What's fast because of AI
AI compresses weeks into days on this build. Scaffolding the Next.js component library and FastAPI endpoints goes 3x faster with Claude's multi-file generation. Writing comprehensive integration tests for the CRM sync logic - something that's normally tedious - becomes fast because Claude enumerates edge cases I'd miss and generates the test cases. Copywriting for the rules UI, the onboarding flow, and the analytics dashboard all come from Claude prompts instead of design documents. Debugging integration failures is quicker too; Claude can reason about HubSpot API response shapes and suggest fixes faster than I'd hand-trace logs.

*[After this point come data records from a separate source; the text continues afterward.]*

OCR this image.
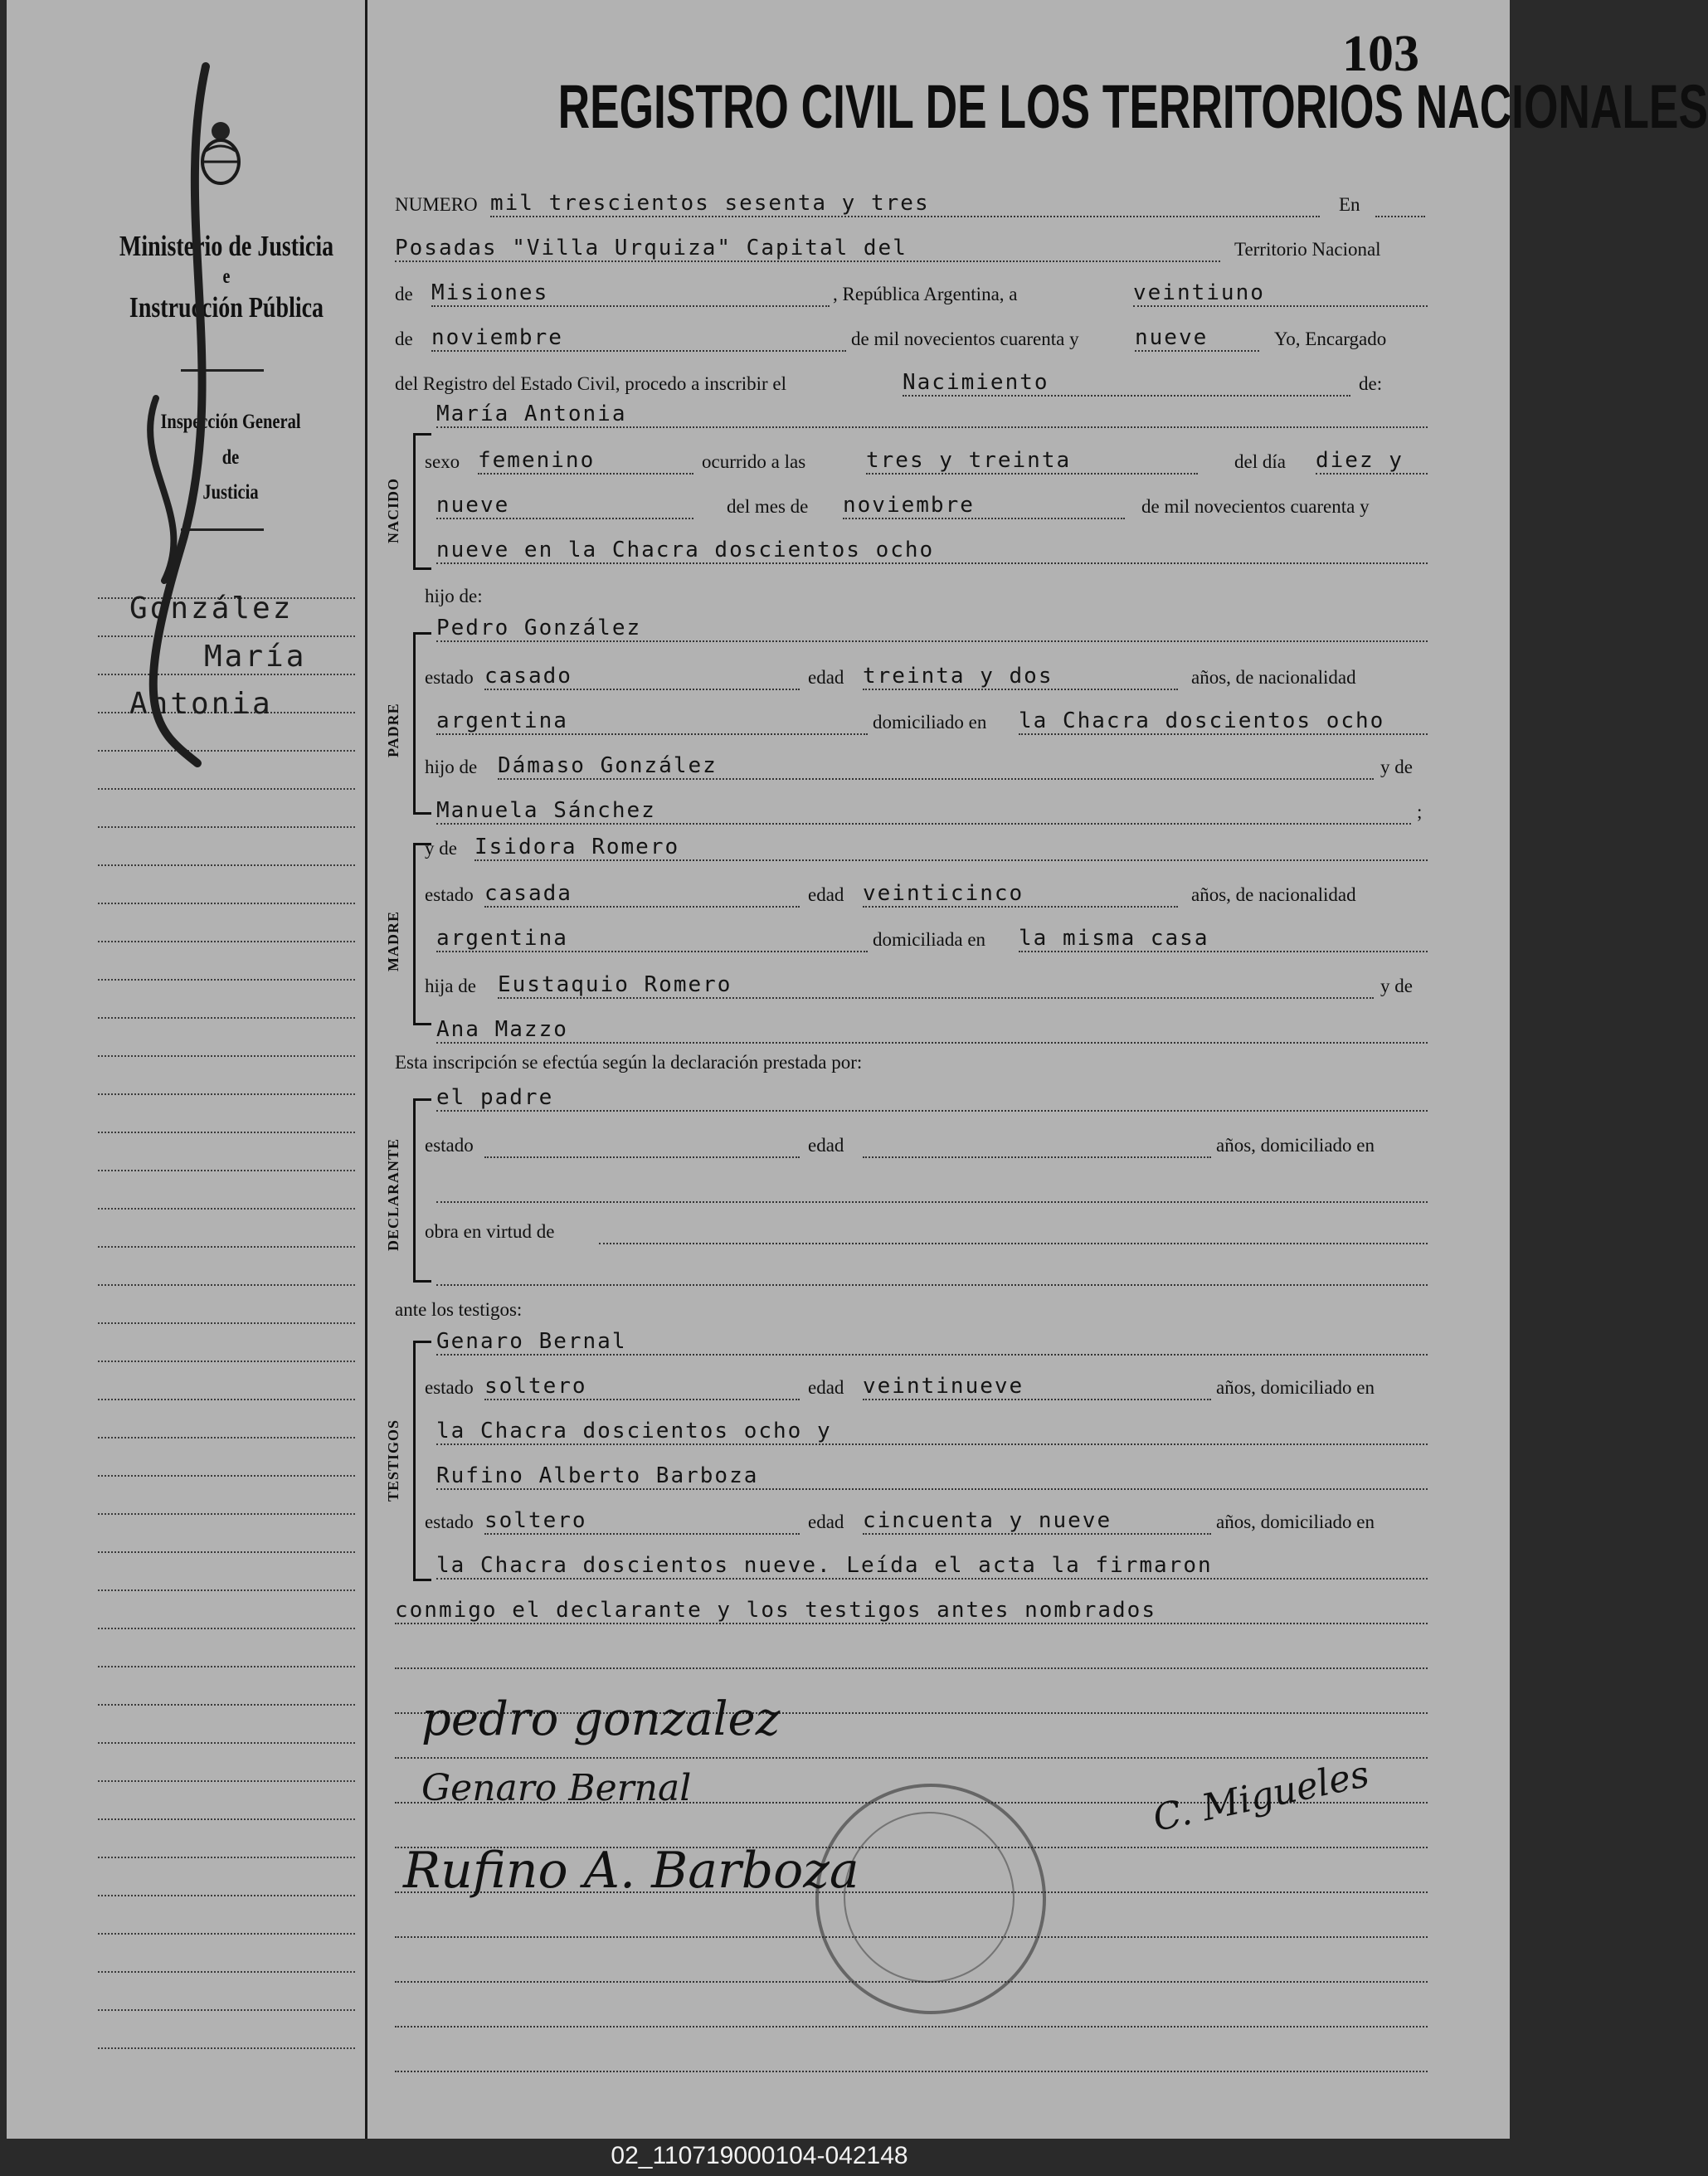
Ministerio de Justicia
e
Instrucción Pública
Inspección General
de
Justicia
González
María
Antonia
103
REGISTRO CIVIL DE LOS TERRITORIOS NACIONALES
NUMERO mil trescientos sesenta y tres	En
Posadas "Villa Urquiza" Capital del	Territorio Nacional
de Misiones	, República Argentina, a	veintiuno
de noviembre	de mil novecientos cuarenta y	nueve	Yo, Encargado
del Registro del Estado Civil, procedo a inscribir el	Nacimiento	de:
NACIDO
María Antonia
sexo femenino	ocurrido a las	tres y treinta	del día diez y
nueve	del mes de noviembre	de mil novecientos cuarenta y
nueve en la Chacra doscientos ocho
hijo de:
PADRE
Pedro González
estado casado	edad treinta y dos	años, de nacionalidad
argentina	domiciliado en la Chacra doscientos ocho
hijo de Dámaso González	y de
Manuela Sánchez	;
MADRE
y de Isidora Romero
estado casada	edad veinticinco	años, de nacionalidad
argentina	domiciliada en la misma casa
hija de Eustaquio Romero	y de
Ana Mazzo
Esta inscripción se efectúa según la declaración prestada por:
DECLARANTE
el padre
estado	edad	años, domiciliado en
obra en virtud de
ante los testigos:
TESTIGOS
Genaro Bernal
estado soltero	edad veintinueve	años, domiciliado en
la Chacra doscientos ocho y
Rufino Alberto Barboza
estado soltero	edad cincuenta y nueve	años, domiciliado en
la Chacra doscientos nueve. Leída el acta la firmaron
conmigo el declarante y los testigos antes nombrados
pedro gonzalez
Genaro Bernal
Rufino A. Barboza
C. Migueles
02_110719000104-042148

And edge-case enumeration for the routing logic - what happens when a lead has no email, or matches multiple rules, or arrives during a sync conflict - Claude generates decision trees that I then validate and implement.
How I'd hand it off
You get three Loom walkthroughs: one for customer onboarding, one for admin configuration, one for ops runbook. I'll leave a written runbook covering deployment procedures, database migrations, how to rotate Stripe/HubSpot/Salesforce API keys, and what to do if the routing engine starts timing out. I'll set up 30-day pager rotation so you're on-call for the first month, with escalation docs for common issues. All credentials go into a shared vault with access controls. Monitoring is already baked in: Sentry for errors, log aggregation on Railway, and Stripe webhook alerts for billing issues. You'll be able to run this independently by day 31.